The pain of negative interest rates for banks will only get worse as long as the European Central Bank maintains its asset-purchase program, the Organization of Economic Co-operation and Development warned on Thursday.

“In the euro area, banks’ payments on excess reserves will gradually increase over time if net monthly asset purchases by the ECB of 20 billion euros (US$22 billion) per month translate proportionally to higher excess reserves,” the OECD said in its economic outlook report published Thursday.

Under that scenario, euro-area bank payments could increase by 17 per cent in 2020 compared with a situation where excess reserves are unchanged, the organization calculated.
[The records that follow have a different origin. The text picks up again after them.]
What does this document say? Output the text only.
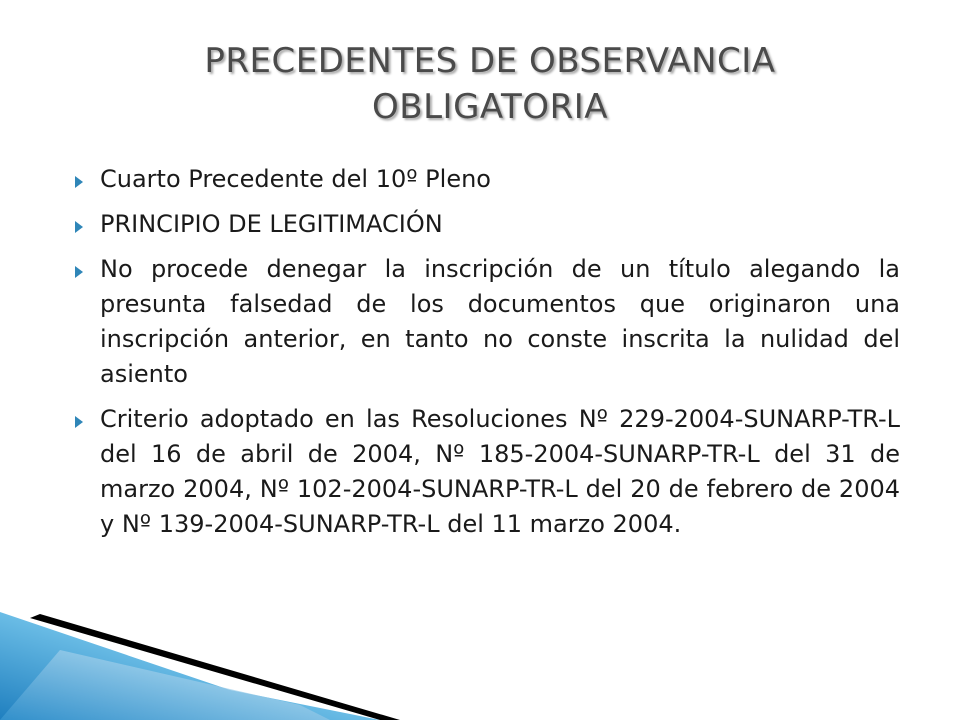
PRECEDENTES DE OBSERVANCIA OBLIGATORIA
Cuarto Precedente del 10º Pleno
PRINCIPIO DE LEGITIMACIÓN
No procede denegar la inscripción de un título alegando la presunta falsedad de los documentos que originaron una inscripción anterior, en tanto no conste inscrita la nulidad del asiento
Criterio adoptado en las Resoluciones Nº 229-2004-SUNARP-TR-L del 16 de abril de 2004, Nº 185-2004-SUNARP-TR-L del 31 de marzo 2004, Nº 102-2004-SUNARP-TR-L del 20 de febrero de 2004 y Nº 139-2004-SUNARP-TR-L del 11 marzo 2004.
It noted that while central banks can mitigate the impact of negative rates with measures such as exemptions up to a certain level, that dampens the stimulative effect.

The OECD also flagged unfavorable effects from sub-zero rates on pension funds and financial institutions offering life insurance policies.

“Sustained negative interest rates at longer maturities would likely incentivise insurers and pension funds to rebalance their portfolio from safe assets into risky assets, with ensuing risks for their clients,” it said. “This would increase the chances of incurring financial losses, in particular during a downturn.”

The ECB itself pointed to the potential side effects from its loose monetary policy on Wednesday, highlighting how unconventional policy has contributed to an erosion of financial stability.